Thursday, July 1, 2021

Rebuilding the backgammon framework and pubEval

I need a working bot to tell me the best move once I get the "parse the board state from a photo of a board" bit sorted.

I'm still following the same approach as originally, but this time I'm reimplementing it in Python, not C++. Two reasons for that: first, I enjoy Python coding a whole lot more because it's easier; and second, there are some truly excellent open source machine learning libraries in Python that I'll leverage. Execution speed of course is much slower, which might cause some angst when training, so I might need to do some optimization. Perhaps use Cython or numba or something to speed that up - we'll see.

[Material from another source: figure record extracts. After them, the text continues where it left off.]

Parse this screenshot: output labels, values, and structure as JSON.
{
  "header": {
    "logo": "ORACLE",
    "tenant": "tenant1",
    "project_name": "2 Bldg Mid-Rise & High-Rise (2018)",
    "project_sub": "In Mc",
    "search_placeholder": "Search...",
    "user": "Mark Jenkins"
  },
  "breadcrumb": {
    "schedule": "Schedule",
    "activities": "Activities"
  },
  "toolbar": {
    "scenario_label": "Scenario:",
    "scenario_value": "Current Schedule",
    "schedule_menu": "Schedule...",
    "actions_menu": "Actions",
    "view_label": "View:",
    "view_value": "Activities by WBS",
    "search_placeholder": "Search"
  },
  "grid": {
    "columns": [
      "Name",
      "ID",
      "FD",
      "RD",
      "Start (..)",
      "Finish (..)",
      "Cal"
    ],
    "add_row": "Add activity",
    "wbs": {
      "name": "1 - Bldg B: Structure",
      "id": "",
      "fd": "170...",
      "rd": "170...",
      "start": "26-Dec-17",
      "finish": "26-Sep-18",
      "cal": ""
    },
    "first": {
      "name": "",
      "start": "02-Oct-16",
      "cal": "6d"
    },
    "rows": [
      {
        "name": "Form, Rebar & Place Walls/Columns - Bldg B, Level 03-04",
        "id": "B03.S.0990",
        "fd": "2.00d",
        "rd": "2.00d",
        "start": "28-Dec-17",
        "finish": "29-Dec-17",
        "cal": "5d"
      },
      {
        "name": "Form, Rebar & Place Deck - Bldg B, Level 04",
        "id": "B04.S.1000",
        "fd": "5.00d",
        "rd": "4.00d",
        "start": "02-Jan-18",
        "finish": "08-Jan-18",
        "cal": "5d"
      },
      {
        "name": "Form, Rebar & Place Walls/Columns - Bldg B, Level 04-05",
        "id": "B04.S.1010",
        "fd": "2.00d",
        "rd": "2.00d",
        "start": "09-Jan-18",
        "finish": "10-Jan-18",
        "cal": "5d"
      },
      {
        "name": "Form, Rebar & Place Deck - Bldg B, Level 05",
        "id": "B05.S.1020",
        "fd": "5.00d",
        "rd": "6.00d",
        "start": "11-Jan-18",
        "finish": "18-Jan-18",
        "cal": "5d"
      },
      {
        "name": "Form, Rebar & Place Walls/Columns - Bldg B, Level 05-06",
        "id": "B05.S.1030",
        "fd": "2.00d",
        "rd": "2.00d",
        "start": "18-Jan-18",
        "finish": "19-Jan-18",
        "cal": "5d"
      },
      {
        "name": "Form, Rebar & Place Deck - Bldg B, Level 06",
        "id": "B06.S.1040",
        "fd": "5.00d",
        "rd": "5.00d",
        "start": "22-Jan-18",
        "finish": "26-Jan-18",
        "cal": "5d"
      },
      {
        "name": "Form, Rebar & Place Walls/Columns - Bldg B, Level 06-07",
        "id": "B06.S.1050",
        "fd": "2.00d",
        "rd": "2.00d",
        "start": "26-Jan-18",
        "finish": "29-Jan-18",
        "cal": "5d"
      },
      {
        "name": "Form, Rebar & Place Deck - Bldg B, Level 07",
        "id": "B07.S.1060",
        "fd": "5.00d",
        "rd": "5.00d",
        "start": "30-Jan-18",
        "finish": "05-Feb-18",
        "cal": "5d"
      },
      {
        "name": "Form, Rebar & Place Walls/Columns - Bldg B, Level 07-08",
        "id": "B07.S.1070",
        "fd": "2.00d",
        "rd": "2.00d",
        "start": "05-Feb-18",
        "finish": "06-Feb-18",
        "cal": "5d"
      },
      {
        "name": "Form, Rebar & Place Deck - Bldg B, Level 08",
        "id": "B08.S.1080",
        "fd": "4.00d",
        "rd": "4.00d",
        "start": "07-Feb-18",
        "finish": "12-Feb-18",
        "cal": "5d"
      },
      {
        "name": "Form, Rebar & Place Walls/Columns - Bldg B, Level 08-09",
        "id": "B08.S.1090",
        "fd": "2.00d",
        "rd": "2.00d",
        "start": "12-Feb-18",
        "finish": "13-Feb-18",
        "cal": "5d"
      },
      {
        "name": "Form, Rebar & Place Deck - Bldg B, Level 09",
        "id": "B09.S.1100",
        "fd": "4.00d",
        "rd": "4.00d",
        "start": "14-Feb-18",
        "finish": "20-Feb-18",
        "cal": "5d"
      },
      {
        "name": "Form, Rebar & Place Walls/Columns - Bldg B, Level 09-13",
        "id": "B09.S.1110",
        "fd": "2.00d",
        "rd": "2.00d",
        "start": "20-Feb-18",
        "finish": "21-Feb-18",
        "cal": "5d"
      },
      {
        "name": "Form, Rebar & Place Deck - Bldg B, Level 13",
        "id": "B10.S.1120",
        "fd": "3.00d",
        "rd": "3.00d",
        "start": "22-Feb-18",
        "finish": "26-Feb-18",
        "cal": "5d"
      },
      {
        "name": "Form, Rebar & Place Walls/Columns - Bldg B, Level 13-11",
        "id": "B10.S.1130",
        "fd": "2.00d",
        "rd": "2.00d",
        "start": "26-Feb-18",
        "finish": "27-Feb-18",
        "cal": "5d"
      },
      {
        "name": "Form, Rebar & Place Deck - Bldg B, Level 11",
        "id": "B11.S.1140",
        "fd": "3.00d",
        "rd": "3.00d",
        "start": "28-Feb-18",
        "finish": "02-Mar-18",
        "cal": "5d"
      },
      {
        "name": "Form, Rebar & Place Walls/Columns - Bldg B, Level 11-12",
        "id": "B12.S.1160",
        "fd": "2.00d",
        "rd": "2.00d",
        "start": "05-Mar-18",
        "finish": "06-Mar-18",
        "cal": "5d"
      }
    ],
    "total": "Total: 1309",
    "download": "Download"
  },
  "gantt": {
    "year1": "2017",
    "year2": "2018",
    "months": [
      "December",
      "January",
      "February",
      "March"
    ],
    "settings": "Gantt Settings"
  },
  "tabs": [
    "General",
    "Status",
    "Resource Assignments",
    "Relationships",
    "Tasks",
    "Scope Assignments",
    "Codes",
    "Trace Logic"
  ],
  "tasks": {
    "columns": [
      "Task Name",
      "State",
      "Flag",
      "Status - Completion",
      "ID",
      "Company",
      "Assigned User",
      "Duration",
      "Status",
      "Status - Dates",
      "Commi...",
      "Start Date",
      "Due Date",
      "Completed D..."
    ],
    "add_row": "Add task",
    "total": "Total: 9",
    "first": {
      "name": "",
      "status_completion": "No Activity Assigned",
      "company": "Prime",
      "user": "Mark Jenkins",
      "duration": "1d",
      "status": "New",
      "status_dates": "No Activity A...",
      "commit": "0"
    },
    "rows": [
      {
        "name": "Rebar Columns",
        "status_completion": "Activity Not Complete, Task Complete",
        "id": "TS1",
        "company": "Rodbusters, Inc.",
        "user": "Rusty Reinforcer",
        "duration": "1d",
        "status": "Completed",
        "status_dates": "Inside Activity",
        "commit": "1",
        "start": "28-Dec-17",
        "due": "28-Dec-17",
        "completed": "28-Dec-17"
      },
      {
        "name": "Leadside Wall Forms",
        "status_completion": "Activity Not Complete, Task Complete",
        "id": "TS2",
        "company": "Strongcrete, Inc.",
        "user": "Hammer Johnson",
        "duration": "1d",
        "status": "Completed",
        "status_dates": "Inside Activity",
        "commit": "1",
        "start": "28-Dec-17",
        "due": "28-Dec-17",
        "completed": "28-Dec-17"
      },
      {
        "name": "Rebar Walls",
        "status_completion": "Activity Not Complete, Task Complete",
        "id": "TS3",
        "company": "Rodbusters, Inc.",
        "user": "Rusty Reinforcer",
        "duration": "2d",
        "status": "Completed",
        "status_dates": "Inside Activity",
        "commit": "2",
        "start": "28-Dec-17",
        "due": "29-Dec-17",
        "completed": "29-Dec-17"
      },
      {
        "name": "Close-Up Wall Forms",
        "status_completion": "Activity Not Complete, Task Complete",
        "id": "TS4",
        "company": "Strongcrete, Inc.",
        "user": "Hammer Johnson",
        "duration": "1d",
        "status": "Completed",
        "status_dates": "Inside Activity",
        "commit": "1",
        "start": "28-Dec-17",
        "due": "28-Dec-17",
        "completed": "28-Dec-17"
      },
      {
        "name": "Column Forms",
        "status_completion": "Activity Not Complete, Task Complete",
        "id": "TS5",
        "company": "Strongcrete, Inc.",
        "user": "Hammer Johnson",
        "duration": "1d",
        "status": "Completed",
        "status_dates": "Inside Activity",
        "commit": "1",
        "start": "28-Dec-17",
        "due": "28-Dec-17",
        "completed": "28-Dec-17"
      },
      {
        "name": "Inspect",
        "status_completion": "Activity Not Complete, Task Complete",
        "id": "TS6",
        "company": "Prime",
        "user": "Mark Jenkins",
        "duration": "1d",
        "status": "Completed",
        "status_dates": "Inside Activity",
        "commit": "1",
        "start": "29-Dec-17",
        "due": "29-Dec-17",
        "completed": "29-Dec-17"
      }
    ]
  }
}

And a third reason: rebuilding it from scratch will help me remember how all the details work!

In any case I've rebuilt the structure now, and have got a pubEval player to play simple games against. I had to google around a fair bit to find a nice description of pubEval, and finally found one here, where Gerry Tesauro published a post with a C implementation. Basically pubEval is just a linear regression (actually two regressions: one for a race, one for contact) that takes a 122-element representation of the board state and returns a score, with a higher score being better. All you really need then is the board state encoding, plus the linear regression weights for the two regressions, which you can find at that link.

After playing some games manually against pubEval, I can honestly say that it's not very good. It's not terrible, but I now remember why it's pretty easy to beat.